After a WWII veteran murders a man, we flash back to his days with the Buffalo Soldiers to learn why he became a murderer forty years later. At a New York post office, an employee, Hector Negron, pulls out a German gun and shoots a customer at point blank range with no explanation. When his apartment is searched, they find the head of a famous Italian statue, which was assumed to have been destroyed long ago. This obviously raises a multitude of questions: why did he kill that man? Why does he have a German gun? Why does he have the head of a priceless statue? We flash back to his days in World War II, when he was a corporal in the famous all-black Buffalo Soldier infantry. While fighting across a river in Italy, he finds himself separated from the rest of his division, alongside three other soldiers: Stamps (their leader), Cummings, and Sam. They come across a collapsing building, and Sam rescues a small Italian boy, Angelo, before it falls. Sam, a deeply religious young man, finds the statue head and begins carrying it around with him, believing that it brings him good fortune. They take up shelter in a small village, where Stamps and Cummings both fall in love with a local woman named Renata. An Italian resistance group arrives in town with a German deserter in tow. The Americans, now able to reach their headquarters, are told to bring a German soldier back with them. Before they get a chance to interrogate the man captured by the Italians, they find him and the Italian leader, both shot dead by one of the group's own men. Apparently the man was warned of an incoming German attack and needed to flee-- now, the Italians and our four American heroes are stuck in a small village, hopelessly outnumbered, with the enemy closing in.

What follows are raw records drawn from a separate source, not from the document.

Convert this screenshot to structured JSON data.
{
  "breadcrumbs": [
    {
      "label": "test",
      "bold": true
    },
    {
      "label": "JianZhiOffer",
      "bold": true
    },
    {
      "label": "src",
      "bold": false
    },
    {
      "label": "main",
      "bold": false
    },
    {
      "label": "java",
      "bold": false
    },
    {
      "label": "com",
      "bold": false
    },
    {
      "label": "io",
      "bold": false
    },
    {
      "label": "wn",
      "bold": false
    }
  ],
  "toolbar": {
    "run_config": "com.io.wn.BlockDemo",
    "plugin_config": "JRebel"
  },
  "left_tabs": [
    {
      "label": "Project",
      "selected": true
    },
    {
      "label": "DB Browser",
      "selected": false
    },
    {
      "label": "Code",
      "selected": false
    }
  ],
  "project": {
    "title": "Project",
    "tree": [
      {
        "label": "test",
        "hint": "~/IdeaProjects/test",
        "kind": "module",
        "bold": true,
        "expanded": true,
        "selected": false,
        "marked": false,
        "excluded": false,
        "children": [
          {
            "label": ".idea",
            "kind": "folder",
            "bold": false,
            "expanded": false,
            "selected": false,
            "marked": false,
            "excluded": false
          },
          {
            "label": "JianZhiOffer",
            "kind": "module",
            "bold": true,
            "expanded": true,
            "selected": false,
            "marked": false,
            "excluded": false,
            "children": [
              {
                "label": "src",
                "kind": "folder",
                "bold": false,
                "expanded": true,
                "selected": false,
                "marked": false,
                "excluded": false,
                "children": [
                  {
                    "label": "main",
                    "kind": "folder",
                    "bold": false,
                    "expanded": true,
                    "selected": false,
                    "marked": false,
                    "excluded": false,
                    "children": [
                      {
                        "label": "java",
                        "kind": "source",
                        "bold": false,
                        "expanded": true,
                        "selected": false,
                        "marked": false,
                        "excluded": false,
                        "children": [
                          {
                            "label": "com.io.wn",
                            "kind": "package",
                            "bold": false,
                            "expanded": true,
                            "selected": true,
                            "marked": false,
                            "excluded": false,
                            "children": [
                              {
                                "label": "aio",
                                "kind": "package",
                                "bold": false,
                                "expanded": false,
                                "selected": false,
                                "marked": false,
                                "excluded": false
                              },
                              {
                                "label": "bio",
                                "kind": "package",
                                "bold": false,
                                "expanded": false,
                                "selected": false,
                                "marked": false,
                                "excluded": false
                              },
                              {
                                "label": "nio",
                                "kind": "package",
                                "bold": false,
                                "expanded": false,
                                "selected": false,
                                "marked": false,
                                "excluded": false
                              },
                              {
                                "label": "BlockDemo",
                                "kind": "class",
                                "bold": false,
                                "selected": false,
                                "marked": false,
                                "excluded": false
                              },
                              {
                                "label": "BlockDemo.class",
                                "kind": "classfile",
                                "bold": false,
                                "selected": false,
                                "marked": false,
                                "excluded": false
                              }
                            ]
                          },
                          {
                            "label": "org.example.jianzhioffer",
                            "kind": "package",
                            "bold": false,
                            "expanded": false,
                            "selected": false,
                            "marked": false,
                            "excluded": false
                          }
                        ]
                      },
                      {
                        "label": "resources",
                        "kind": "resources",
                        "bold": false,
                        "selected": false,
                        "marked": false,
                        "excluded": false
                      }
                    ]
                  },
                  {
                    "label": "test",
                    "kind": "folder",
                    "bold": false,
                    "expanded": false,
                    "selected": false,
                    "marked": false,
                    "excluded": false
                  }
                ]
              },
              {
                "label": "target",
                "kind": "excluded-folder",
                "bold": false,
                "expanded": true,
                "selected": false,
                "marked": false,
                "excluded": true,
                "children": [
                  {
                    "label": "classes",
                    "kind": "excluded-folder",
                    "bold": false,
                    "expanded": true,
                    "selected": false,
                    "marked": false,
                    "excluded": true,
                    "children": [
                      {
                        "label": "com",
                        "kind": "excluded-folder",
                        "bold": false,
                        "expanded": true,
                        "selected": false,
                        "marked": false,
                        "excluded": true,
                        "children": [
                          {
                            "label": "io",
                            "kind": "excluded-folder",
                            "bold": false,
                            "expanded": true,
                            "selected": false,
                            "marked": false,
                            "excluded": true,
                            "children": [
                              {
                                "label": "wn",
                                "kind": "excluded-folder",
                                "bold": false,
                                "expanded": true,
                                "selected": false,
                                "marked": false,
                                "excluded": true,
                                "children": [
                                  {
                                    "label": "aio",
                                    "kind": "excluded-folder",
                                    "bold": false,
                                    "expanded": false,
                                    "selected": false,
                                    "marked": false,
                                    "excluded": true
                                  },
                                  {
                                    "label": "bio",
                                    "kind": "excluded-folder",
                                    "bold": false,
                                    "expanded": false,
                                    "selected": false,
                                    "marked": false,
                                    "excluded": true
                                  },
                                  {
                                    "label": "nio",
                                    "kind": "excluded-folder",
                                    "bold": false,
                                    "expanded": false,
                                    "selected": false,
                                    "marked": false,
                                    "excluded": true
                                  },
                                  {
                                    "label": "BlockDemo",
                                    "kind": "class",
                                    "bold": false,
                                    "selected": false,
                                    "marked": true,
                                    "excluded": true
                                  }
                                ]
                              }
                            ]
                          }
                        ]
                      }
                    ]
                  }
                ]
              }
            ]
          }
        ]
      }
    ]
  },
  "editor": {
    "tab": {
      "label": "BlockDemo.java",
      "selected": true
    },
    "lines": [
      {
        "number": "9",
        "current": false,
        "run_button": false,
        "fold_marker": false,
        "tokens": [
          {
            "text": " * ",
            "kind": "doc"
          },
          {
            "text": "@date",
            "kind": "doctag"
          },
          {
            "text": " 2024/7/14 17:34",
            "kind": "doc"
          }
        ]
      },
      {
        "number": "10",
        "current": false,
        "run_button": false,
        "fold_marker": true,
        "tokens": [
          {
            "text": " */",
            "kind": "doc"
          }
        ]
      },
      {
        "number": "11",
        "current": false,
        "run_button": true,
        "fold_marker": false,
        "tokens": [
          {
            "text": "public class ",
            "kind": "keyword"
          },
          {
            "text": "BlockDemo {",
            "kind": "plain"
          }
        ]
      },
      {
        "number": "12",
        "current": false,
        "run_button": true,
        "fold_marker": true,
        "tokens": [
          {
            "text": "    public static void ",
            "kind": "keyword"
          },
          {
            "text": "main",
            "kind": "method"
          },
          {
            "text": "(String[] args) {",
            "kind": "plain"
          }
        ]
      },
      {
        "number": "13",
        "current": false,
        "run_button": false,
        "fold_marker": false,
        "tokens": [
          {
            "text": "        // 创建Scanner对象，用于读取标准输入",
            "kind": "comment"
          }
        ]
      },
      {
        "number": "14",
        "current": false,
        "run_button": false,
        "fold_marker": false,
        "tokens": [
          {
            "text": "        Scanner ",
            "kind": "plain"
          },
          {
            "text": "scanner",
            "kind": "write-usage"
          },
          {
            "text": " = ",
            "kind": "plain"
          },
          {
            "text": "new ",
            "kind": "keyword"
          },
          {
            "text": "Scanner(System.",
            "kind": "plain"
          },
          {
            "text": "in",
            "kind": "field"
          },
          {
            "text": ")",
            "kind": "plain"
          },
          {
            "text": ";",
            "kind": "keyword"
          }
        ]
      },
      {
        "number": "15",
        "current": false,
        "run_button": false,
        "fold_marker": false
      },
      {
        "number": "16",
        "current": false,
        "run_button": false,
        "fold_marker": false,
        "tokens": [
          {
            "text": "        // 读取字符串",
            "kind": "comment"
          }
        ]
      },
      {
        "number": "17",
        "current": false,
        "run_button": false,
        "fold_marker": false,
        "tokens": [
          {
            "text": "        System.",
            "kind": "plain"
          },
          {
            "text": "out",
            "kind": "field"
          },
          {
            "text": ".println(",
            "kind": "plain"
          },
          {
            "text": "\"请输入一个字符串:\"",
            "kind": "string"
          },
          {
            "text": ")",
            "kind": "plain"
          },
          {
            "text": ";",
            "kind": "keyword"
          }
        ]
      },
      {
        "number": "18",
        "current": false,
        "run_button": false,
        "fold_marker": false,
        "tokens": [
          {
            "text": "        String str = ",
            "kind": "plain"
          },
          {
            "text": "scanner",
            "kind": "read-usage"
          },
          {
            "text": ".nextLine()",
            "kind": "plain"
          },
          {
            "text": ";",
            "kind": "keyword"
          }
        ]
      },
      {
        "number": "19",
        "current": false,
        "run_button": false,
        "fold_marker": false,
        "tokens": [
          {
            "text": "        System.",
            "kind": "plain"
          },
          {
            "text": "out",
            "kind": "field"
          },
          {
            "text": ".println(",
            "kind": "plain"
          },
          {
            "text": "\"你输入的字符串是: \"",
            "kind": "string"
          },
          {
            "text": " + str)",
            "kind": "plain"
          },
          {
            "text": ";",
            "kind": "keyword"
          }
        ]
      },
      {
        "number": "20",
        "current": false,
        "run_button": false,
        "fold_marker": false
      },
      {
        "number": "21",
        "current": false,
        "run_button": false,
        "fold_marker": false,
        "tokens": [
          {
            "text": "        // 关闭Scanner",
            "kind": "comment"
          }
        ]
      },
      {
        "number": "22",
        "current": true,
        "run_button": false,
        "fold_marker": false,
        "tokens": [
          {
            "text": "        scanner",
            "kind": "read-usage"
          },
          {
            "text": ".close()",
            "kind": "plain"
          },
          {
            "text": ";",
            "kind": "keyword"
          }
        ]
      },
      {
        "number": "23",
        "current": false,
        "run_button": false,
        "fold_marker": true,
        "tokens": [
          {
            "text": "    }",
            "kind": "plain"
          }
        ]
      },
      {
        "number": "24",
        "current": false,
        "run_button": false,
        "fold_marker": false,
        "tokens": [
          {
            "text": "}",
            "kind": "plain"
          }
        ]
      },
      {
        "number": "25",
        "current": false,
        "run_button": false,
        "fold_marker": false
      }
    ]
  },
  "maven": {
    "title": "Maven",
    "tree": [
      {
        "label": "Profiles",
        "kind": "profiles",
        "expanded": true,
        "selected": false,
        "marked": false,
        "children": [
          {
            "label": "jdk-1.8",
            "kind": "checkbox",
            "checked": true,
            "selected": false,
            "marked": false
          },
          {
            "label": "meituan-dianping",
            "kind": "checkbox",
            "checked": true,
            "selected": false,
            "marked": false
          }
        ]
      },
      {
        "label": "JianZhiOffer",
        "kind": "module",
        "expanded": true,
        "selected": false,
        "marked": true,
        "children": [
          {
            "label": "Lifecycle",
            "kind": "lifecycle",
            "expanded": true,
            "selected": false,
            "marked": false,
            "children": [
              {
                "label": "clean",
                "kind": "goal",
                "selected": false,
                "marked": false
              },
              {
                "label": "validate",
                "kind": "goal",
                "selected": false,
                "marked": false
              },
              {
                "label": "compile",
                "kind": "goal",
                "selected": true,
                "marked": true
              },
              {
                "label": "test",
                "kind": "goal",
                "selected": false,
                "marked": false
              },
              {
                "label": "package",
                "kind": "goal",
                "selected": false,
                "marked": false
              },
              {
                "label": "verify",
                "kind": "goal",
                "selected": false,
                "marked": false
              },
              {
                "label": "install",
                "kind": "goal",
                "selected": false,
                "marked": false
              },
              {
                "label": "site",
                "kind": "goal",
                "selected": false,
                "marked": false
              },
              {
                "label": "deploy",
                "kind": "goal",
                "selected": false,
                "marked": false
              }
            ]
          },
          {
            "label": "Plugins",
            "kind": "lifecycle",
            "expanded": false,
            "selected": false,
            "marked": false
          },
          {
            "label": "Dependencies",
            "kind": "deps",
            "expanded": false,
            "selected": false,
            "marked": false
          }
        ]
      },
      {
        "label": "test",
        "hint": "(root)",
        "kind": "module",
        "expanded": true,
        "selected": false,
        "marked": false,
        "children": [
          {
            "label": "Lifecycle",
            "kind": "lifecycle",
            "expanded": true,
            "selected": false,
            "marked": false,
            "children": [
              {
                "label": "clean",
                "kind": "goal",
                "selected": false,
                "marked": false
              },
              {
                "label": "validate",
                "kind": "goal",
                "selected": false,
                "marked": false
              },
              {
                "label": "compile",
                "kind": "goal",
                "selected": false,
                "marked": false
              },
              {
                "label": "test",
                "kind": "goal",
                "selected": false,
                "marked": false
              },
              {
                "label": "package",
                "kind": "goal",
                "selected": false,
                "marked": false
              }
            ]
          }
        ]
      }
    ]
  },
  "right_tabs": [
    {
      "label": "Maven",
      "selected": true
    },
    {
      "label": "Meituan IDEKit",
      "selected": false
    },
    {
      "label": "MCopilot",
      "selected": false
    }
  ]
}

Best part of story, including ending:
It's a little too long and drags in spots, but it's a lovely war film depicting a different side of battle than we're normally accustomed to seeing on screen.
Best scene in story:
Any time Sam and the young Italian boy, Angelo, interact, it's a warm and loving moment-- these scenes are the heart of the film.
Opinion about the main character:
Negron is a fairly neutral outside observer during most of the film, who keeps to himself, which makes him a hard read, but Alonso is a charismatic actor who makes it work.